The SenSlip is worn on the penis throughout the day, protecting the glans and remaining exposed foreskin from chafing and the elements. Constructed and anatomically formed from the thinnest and finest pre-vulcanised latex and microscopic viscose rayon fibres, the SenSlip has an inner and outer rolling layer to allow natural retraction to expose the glans for urination or cleaning. Like a natural foreskin the SenSlip is specially designed to stay in place all day (it weighs as much as a tissue), and of course it is seamless.
I wonder if many men out there have an issue with being cut? And so much so that they would wear a fake foreskin. Isn't that not unlike a girl stuffing her bra with tissue? What happens when you're afraid to tell a woman you're wearing the thingy and you get lucky? Is there a possible choking hazard?
Last 5 posts by Meme
Oh my God! This is my worst nightmare. I used to wear these Senslip things. It was track and field day at college, I was doing a practice lap, proud of my new found ability to actually have that part of my anatomy bounce around a little. Of course, midway through the 220 it fell off, out of my shorts, and onto the track. And a little kid runs and picks it up and says “Mr., you lost your penis!” Do you have any idea how loudly little kids can yell? I did the only thing I could do–I kept running. I think I did about 28 miles that day.

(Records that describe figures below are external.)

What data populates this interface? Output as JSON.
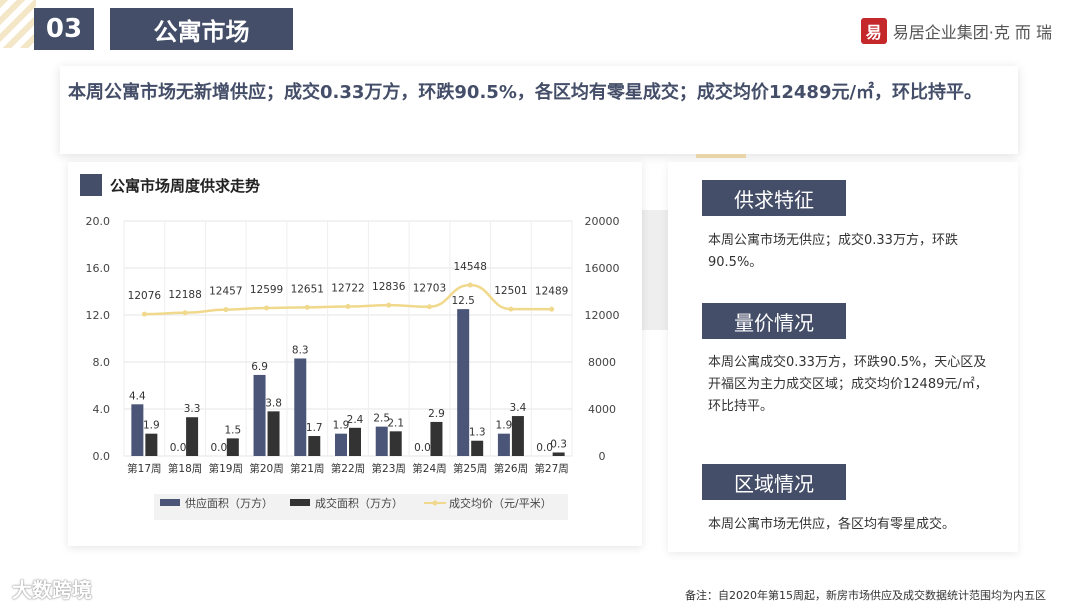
{
  "header": {
    "section_number": "03",
    "section_title": "公寓市场",
    "brand_logo_char": "易",
    "brand_text": "易居企业集团·克 而 瑞"
  },
  "summary": "本周公寓市场无新增供应；成交0.33万方，环跌90.5%，各区均有零星成交；成交均价12489元/㎡，环比持平。",
  "chart_title": "公寓市场周度供求走势",
  "chart_data": {
    "type": "bar",
    "categories": [
      "第17周",
      "第18周",
      "第19周",
      "第20周",
      "第21周",
      "第22周",
      "第23周",
      "第24周",
      "第25周",
      "第26周",
      "第27周"
    ],
    "series": [
      {
        "name": "供应面积（万方）",
        "type": "bar",
        "axis": "left",
        "color": "#4a5578",
        "values": [
          4.4,
          0.0,
          0.0,
          6.9,
          8.3,
          1.9,
          2.5,
          0.0,
          12.5,
          1.9,
          0.0
        ]
      },
      {
        "name": "成交面积（万方）",
        "type": "bar",
        "axis": "left",
        "color": "#333333",
        "values": [
          1.9,
          3.3,
          1.5,
          3.8,
          1.7,
          2.4,
          2.1,
          2.9,
          1.3,
          3.4,
          0.3
        ]
      },
      {
        "name": "成交均价（元/平米）",
        "type": "line",
        "axis": "right",
        "color": "#f0d98c",
        "values": [
          12076,
          12188,
          12457,
          12599,
          12651,
          12722,
          12836,
          12703,
          14548,
          12501,
          12489
        ]
      }
    ],
    "y_left": {
      "min": 0,
      "max": 20,
      "ticks": [
        "0.0",
        "4.0",
        "8.0",
        "12.0",
        "16.0",
        "20.0"
      ]
    },
    "y_right": {
      "min": 0,
      "max": 20000,
      "ticks": [
        "0",
        "4000",
        "8000",
        "12000",
        "16000",
        "20000"
      ]
    },
    "grid": true,
    "legend_position": "bottom"
  },
  "panel": {
    "sections": [
      {
        "title": "供求特征",
        "text": "本周公寓市场无供应；成交0.33万方，环跌90.5%。"
      },
      {
        "title": "量价情况",
        "text": "本周公寓成交0.33万方，环跌90.5%，天心区及开福区为主力成交区域；成交均价12489元/㎡，环比持平。"
      },
      {
        "title": "区域情况",
        "text": "本周公寓市场无供应，各区均有零星成交。"
      }
    ]
  },
  "watermark": "大数跨境",
  "footnote": "备注：自2020年第15周起，新房市场供应及成交数据统计范围均为内五区"
}
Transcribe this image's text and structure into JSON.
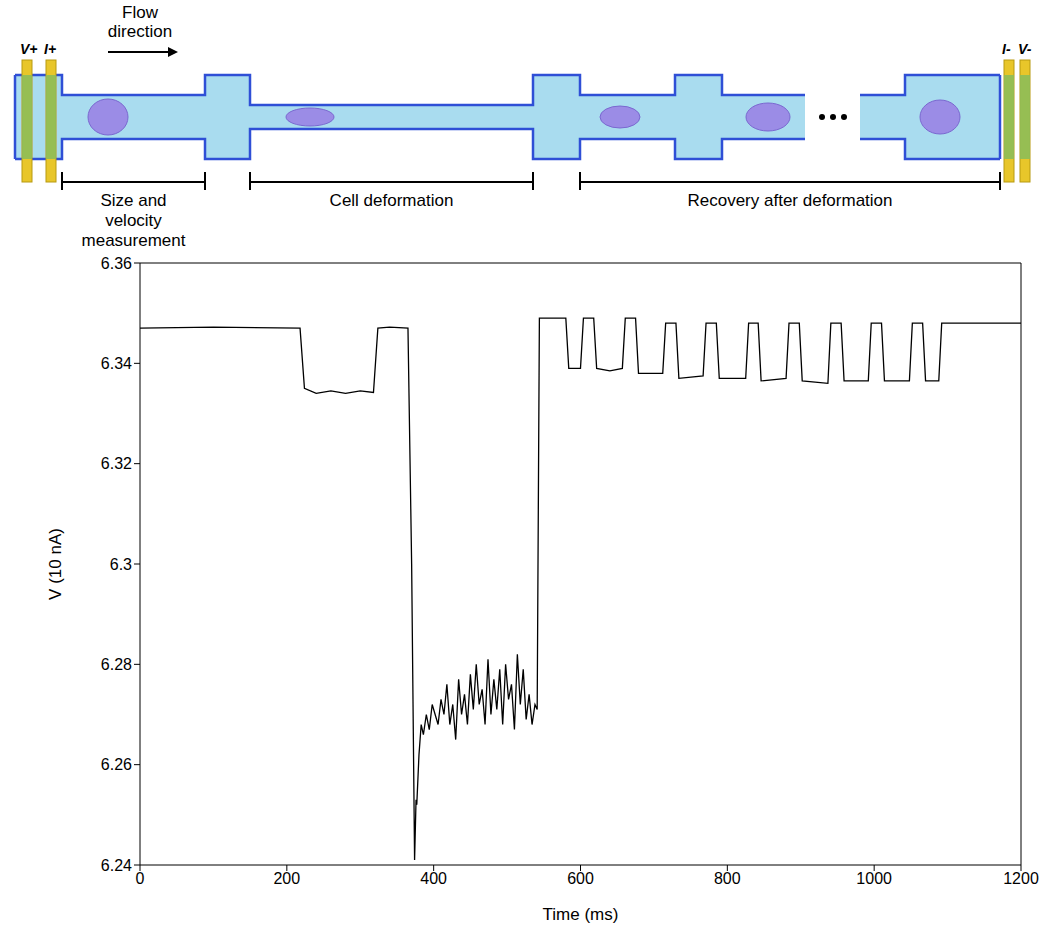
{
  "diagram": {
    "flow_label": "Flow direction",
    "electrodes_left": [
      "V+",
      "I+"
    ],
    "electrodes_right": [
      "I-",
      "V-"
    ],
    "sections": [
      "Size and velocity measurement",
      "Cell deformation",
      "Recovery after deformation"
    ]
  },
  "chart_data": {
    "type": "line",
    "x_label": "Time (ms)",
    "y_label": "V (10 nA)",
    "x": [
      0,
      100,
      218,
      224,
      240,
      260,
      280,
      300,
      318,
      324,
      340,
      365,
      370,
      374,
      376,
      377,
      380,
      383,
      386,
      390,
      394,
      398,
      402,
      406,
      410,
      414,
      418,
      422,
      426,
      430,
      434,
      438,
      442,
      446,
      450,
      454,
      458,
      462,
      466,
      470,
      474,
      478,
      482,
      486,
      490,
      494,
      498,
      502,
      506,
      510,
      514,
      518,
      522,
      526,
      530,
      534,
      538,
      541,
      544,
      580,
      584,
      600,
      604,
      618,
      622,
      640,
      657,
      661,
      675,
      679,
      712,
      716,
      730,
      734,
      767,
      771,
      785,
      789,
      825,
      829,
      842,
      846,
      880,
      884,
      898,
      902,
      937,
      941,
      955,
      959,
      992,
      996,
      1010,
      1014,
      1048,
      1052,
      1066,
      1070,
      1088,
      1092,
      1200
    ],
    "series": [
      {
        "color": "#000000",
        "values": [
          6.347,
          6.3472,
          6.347,
          6.335,
          6.334,
          6.3345,
          6.334,
          6.3345,
          6.3342,
          6.347,
          6.3472,
          6.347,
          6.3,
          6.241,
          6.253,
          6.252,
          6.262,
          6.268,
          6.266,
          6.27,
          6.267,
          6.272,
          6.27,
          6.268,
          6.273,
          6.27,
          6.276,
          6.268,
          6.272,
          6.265,
          6.277,
          6.27,
          6.274,
          6.268,
          6.278,
          6.271,
          6.28,
          6.272,
          6.275,
          6.268,
          6.281,
          6.27,
          6.277,
          6.271,
          6.279,
          6.268,
          6.28,
          6.273,
          6.276,
          6.267,
          6.282,
          6.272,
          6.279,
          6.269,
          6.274,
          6.268,
          6.272,
          6.271,
          6.349,
          6.349,
          6.339,
          6.339,
          6.349,
          6.349,
          6.339,
          6.3385,
          6.339,
          6.349,
          6.349,
          6.338,
          6.338,
          6.348,
          6.348,
          6.337,
          6.3375,
          6.348,
          6.348,
          6.337,
          6.337,
          6.348,
          6.348,
          6.3365,
          6.337,
          6.348,
          6.348,
          6.3365,
          6.336,
          6.348,
          6.348,
          6.3365,
          6.3365,
          6.348,
          6.348,
          6.3365,
          6.3365,
          6.348,
          6.348,
          6.3365,
          6.3365,
          6.348,
          6.348
        ]
      }
    ],
    "xlim": [
      0,
      1200
    ],
    "xticks": [
      0,
      200,
      400,
      600,
      800,
      1000,
      1200
    ],
    "ylim": [
      6.24,
      6.36
    ],
    "yticks": [
      6.24,
      6.26,
      6.28,
      6.3,
      6.32,
      6.34,
      6.36
    ],
    "grid": false
  }
}
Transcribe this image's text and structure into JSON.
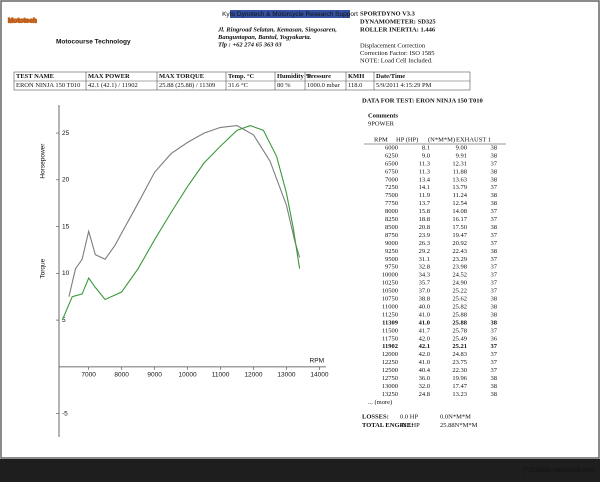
{
  "header": {
    "logo": "Mototech",
    "logo_subtitle": "Motocourse Technology",
    "sponsor": "Kyto Dynotech & Motorcycle Research Support",
    "address": [
      "Jl. Ringroad Selatan, Kemasan, Singosaren,",
      "Banguntapan, Bantul, Yogyakarta.",
      "Tlp : +62 274 65 363 03"
    ],
    "info_bold": [
      "SPORTDYNO V3.3",
      "DYNAMOMETER: SD325",
      "ROLLER INERTIA: 1.446"
    ],
    "info": [
      "Displacement Correction",
      "Correction Factor: ISO 1585",
      "NOTE: Load Cell Included."
    ]
  },
  "summary": {
    "headers": [
      "TEST NAME",
      "MAX POWER",
      "MAX TORQUE",
      "Temp. °C",
      "Humidity %",
      "Pressure",
      "KMH",
      "Date/Time"
    ],
    "values": [
      "ERON NINJA 150 T010",
      "42.1 (42.1) / 11902",
      "25.88 (25.88) / 11309",
      "31.6 °C",
      "80 %",
      "1000.0 mbar",
      "118.0",
      "5/9/2011 4:15:29 PM"
    ]
  },
  "chart_data": {
    "type": "line",
    "y_label": "Horsepower",
    "y2_label": "Torque",
    "x_label": "RPM",
    "xlim": [
      6100,
      14200
    ],
    "xticks": [
      7000,
      8000,
      9000,
      10000,
      11000,
      12000,
      13000,
      14000
    ],
    "ylim": [
      -7.5,
      28
    ],
    "yticks": [
      25,
      20,
      15,
      10,
      5,
      -5
    ],
    "series": [
      {
        "color": "#7d7d7d",
        "x": [
          6400,
          6600,
          6800,
          7000,
          7200,
          7500,
          7800,
          8000,
          8500,
          9000,
          9500,
          10000,
          10500,
          11000,
          11500,
          12000,
          12500,
          13000,
          13250,
          13400
        ],
        "values": [
          7.5,
          10.5,
          11.5,
          14.5,
          12,
          11.5,
          13,
          14.3,
          17.5,
          20.8,
          22.8,
          24,
          25,
          25.6,
          25.8,
          24.8,
          22,
          17.3,
          13.5,
          11.7
        ]
      },
      {
        "color": "#3a9a3a",
        "x": [
          6200,
          6500,
          6800,
          7000,
          7200,
          7500,
          8000,
          8500,
          9000,
          9500,
          10000,
          10500,
          11000,
          11500,
          11900,
          12300,
          12700,
          13000,
          13200,
          13400
        ],
        "values": [
          5,
          7.5,
          7.8,
          9.5,
          8.5,
          7.2,
          8,
          10.5,
          13.6,
          16.5,
          19.3,
          21.8,
          23.6,
          25.3,
          25.8,
          25.3,
          22.5,
          18.6,
          15,
          10.5
        ]
      }
    ]
  },
  "data_table": {
    "title": "DATA FOR TEST: ERON NINJA 150 T010",
    "comments_label": "Comments",
    "comments": "9POWER",
    "headers": [
      "RPM",
      "HP (HP)",
      "(N*M*M)",
      "EXHAUST 1"
    ],
    "rows": [
      [
        "6000",
        "8.1",
        "9.00",
        "38"
      ],
      [
        "6250",
        "9.0",
        "9.91",
        "38"
      ],
      [
        "6500",
        "11.3",
        "12.31",
        "37"
      ],
      [
        "6750",
        "11.3",
        "11.88",
        "38"
      ],
      [
        "7000",
        "13.4",
        "13.63",
        "38"
      ],
      [
        "7250",
        "14.1",
        "13.79",
        "37"
      ],
      [
        "7500",
        "11.9",
        "11.24",
        "38"
      ],
      [
        "7750",
        "13.7",
        "12.54",
        "38"
      ],
      [
        "8000",
        "15.8",
        "14.08",
        "37"
      ],
      [
        "8250",
        "18.8",
        "16.17",
        "37"
      ],
      [
        "8500",
        "20.8",
        "17.50",
        "38"
      ],
      [
        "8750",
        "23.9",
        "19.47",
        "37"
      ],
      [
        "9000",
        "26.3",
        "20.92",
        "37"
      ],
      [
        "9250",
        "29.2",
        "22.43",
        "38"
      ],
      [
        "9500",
        "31.1",
        "23.29",
        "37"
      ],
      [
        "9750",
        "32.8",
        "23.98",
        "37"
      ],
      [
        "10000",
        "34.3",
        "24.52",
        "37"
      ],
      [
        "10250",
        "35.7",
        "24.90",
        "37"
      ],
      [
        "10500",
        "37.0",
        "25.22",
        "37"
      ],
      [
        "10750",
        "38.8",
        "25.62",
        "38"
      ],
      [
        "11000",
        "40.0",
        "25.82",
        "38"
      ],
      [
        "11250",
        "41.0",
        "25.88",
        "38"
      ],
      [
        "11309",
        "41.0",
        "25.88",
        "38"
      ],
      [
        "11500",
        "41.7",
        "25.78",
        "37"
      ],
      [
        "11750",
        "42.0",
        "25.49",
        "36"
      ],
      [
        "11902",
        "42.1",
        "25.21",
        "37"
      ],
      [
        "12000",
        "42.0",
        "24.83",
        "37"
      ],
      [
        "12250",
        "41.0",
        "23.75",
        "37"
      ],
      [
        "12500",
        "40.4",
        "22.30",
        "37"
      ],
      [
        "12750",
        "36.0",
        "19.96",
        "38"
      ],
      [
        "13000",
        "32.0",
        "17.47",
        "38"
      ],
      [
        "13250",
        "24.8",
        "13.23",
        "38"
      ]
    ],
    "more": "... (more)",
    "highlight_rows": [
      22,
      25
    ],
    "highlight_color": "#d42020",
    "totals": [
      [
        "LOSSES:",
        "0.0 HP",
        "0.0N*M*M"
      ],
      [
        "TOTAL ENGINE:",
        "42.1HP",
        "25.88N*M*M"
      ]
    ]
  },
  "footer": "[720x556] http://upic.me/"
}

I thought I’d give it a second chance. I tried stronger glue. The people at the emergency room were really nice, once they stopped laughing. They suggested a more user-friendly glue.
Fortunately, the new version of this thing (well, it is a thing, isn’t it?) is seamless as advertised. It wasn’t always so. And of course, try to explain the seam to the girl you just met at closing time when you were too drunk to remember to head into the bathroom and take the thing off before you headed out to the back seat of the car.
Girl (slightly drunk, feeling seam): My, what an odd place for a scar. What happened?
Guy (drunker, thinking as fast as .18 will allow): Um, er, well… I guess I took some shrapnel when we invaded Grenada in ‘85. Damn thing never did heal up.
Girl: Ooh, you’re a veteran.
Guy: Yeah, the VA’s done all it can.
They’re machine washable, too. I just threw mine into the laundry bag with the rest of my shirts and dropped them off at the cleaners on the way to work. Of course, there was a long line of people waiting behind me, and the woman behind the counter who was counting the shirts had to ask “Do you want your penises startched? And boxed or on hangers?” Haven’t thought of a good response just yet, but I’m working on it.
***
I don’t think much of the Whizzinator filled with urine. They don’t work. A girlfriend of mine had one. She was pulled over on suspicion of DWI once. She demaned the urine test and they took her to a hospital to give a sample. In the toilet, under observation, she pulled the Whizzinator out of her fly and tried to fake it. They spotted it as a fake right away. I think the problem was that she had the black one and she was Chinese. Color mismatch.